タバコがお口と歯に与える4つの悪影響【即禁煙推奨】

コラム191106
石塚歯科医院院長
院長

こんにちは、大和市鶴間駅西口すぐの歯医者、石塚歯科医院 院長・石塚です。今回はタバコがお口にもたらす関係について取り上げます。

タバコがお口と歯に与える4つの悪影響

世界的な禁煙の流れの高まりに伴い、喫煙する方は減少傾向にあります。
一方で長年喫煙を続けていてなかなかタバコを止められないという方も多いのが事実です。
そこで今回はタバコとお口の中の関係について解説します。

タバコがお口と歯に与える4つの悪影響

今回の記事はこんな方にお勧めです

  • 喫煙中の方
  • 禁煙をしようと考えている方
  • 喫煙していてお口の中の影響が気になる方

タバコの弊害

タバコは体に悪いと広く知られています。具体的には下記のような幅広い疾患の原因になると言われています。

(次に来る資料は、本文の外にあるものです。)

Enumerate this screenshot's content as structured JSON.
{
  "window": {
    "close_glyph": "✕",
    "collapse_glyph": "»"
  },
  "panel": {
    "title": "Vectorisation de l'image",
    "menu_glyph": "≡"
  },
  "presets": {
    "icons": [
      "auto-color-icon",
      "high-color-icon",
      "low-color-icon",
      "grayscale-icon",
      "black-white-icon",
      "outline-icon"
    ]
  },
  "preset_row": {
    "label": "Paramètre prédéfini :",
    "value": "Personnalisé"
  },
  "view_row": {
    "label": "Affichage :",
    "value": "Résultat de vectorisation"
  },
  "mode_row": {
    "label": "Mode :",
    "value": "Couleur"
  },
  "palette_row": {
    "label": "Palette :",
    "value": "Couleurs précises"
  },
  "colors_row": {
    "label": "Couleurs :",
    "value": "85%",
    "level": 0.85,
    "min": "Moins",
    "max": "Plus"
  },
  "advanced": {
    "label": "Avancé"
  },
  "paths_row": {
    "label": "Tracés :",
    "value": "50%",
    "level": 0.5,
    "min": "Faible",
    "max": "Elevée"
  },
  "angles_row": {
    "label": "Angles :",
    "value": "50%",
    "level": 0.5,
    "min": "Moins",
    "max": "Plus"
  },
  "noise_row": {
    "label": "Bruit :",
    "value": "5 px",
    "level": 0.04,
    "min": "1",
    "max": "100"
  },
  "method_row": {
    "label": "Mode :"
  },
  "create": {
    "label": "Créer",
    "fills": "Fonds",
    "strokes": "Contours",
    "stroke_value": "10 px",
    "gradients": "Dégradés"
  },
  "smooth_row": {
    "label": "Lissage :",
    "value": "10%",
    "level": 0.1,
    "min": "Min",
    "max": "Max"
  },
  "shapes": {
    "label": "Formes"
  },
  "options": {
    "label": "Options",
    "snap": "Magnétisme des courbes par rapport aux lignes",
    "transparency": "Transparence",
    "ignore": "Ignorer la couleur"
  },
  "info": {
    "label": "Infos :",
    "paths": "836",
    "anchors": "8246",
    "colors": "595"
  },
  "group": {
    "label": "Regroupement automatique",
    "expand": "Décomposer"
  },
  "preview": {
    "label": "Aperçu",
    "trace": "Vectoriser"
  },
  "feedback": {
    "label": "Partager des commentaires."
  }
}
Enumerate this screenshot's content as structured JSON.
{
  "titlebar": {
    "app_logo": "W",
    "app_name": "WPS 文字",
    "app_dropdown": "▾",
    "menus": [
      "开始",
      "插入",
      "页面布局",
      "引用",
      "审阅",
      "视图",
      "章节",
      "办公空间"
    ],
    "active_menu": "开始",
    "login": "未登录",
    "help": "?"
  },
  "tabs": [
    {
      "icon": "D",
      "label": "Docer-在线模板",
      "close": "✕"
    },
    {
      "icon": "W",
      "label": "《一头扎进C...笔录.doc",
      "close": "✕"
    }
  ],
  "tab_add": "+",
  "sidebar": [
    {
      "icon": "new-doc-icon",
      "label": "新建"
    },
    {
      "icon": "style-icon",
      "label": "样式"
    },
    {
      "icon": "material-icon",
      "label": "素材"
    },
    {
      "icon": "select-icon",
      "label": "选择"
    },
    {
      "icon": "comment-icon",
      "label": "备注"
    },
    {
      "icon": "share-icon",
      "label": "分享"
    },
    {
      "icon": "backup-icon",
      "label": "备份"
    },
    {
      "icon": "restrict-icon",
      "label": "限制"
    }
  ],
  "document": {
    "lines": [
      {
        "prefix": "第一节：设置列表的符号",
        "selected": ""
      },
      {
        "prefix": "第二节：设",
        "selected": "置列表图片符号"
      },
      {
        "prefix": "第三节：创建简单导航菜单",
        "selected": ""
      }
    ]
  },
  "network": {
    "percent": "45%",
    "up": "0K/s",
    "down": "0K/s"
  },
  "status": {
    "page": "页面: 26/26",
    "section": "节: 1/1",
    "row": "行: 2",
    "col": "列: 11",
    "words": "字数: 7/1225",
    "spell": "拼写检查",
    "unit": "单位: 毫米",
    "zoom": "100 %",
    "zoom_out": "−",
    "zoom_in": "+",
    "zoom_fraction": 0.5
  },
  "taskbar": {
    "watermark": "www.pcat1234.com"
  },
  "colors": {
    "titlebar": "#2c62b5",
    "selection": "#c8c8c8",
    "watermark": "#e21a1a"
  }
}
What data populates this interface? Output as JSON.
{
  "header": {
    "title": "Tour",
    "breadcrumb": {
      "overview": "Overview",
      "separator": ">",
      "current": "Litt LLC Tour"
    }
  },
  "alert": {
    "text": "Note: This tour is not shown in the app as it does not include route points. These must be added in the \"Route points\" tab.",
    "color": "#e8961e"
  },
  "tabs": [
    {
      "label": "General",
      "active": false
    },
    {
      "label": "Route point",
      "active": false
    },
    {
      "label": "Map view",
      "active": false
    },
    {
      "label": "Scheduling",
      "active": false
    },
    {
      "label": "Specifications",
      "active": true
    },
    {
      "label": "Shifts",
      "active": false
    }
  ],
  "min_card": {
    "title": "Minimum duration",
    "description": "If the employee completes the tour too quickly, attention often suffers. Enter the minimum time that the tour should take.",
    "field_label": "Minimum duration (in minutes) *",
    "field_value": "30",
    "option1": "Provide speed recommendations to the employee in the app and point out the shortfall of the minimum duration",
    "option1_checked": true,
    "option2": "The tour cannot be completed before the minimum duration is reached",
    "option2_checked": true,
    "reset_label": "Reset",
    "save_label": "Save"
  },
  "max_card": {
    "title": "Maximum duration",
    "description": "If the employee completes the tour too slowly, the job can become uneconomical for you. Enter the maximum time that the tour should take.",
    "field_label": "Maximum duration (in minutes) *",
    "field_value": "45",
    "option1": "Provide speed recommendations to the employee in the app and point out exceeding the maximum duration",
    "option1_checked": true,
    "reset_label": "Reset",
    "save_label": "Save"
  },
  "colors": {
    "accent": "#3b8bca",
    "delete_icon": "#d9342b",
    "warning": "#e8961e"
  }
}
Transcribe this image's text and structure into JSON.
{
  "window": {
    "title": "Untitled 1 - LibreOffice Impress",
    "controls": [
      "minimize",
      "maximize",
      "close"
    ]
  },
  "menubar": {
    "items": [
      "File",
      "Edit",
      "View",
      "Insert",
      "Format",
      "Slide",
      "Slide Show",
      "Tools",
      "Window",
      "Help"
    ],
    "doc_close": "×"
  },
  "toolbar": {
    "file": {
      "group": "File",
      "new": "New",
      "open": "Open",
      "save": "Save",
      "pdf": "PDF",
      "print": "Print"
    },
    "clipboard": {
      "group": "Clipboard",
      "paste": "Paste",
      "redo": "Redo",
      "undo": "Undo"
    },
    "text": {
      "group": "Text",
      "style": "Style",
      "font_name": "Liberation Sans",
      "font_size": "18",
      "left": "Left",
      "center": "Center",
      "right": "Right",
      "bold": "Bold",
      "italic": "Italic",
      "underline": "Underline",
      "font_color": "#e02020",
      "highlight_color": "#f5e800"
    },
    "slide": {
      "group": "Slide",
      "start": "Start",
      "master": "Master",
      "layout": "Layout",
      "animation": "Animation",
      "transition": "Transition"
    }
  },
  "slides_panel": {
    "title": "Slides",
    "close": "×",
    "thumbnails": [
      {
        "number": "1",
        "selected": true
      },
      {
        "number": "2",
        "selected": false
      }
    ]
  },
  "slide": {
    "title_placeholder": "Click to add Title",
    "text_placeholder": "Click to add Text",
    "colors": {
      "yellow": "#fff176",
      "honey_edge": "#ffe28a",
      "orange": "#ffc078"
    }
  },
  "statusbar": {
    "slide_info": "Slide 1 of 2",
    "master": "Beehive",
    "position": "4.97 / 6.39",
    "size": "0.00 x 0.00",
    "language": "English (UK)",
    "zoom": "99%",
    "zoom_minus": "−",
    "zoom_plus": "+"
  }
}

たばこは、がんだけでなく、虚血性心疾患(狭心症、心筋梗塞など)や脳卒中などの循環器の病気や、慢性閉塞性(へいそくせい)肺疾患(COPD)などの呼吸器の病気の原因でもあります。

タバコを吸う人の割合

現在習慣的に喫煙している者の割合は 17.7%であり、男女別にみると男性 29.4%、女性7.2%である。この 10 年間でみると、いずれも有意に減少している。年齢階級別にみると、30~40 歳代男性では他の年代よりもその割合が高く、約4割が習慣的に喫煙している。

タバコが健康を害する理由

タバコが健康を害する理由

タバコの煙の中にはニコチン、タール、一酸化炭素など多数の化学物質が含まれています。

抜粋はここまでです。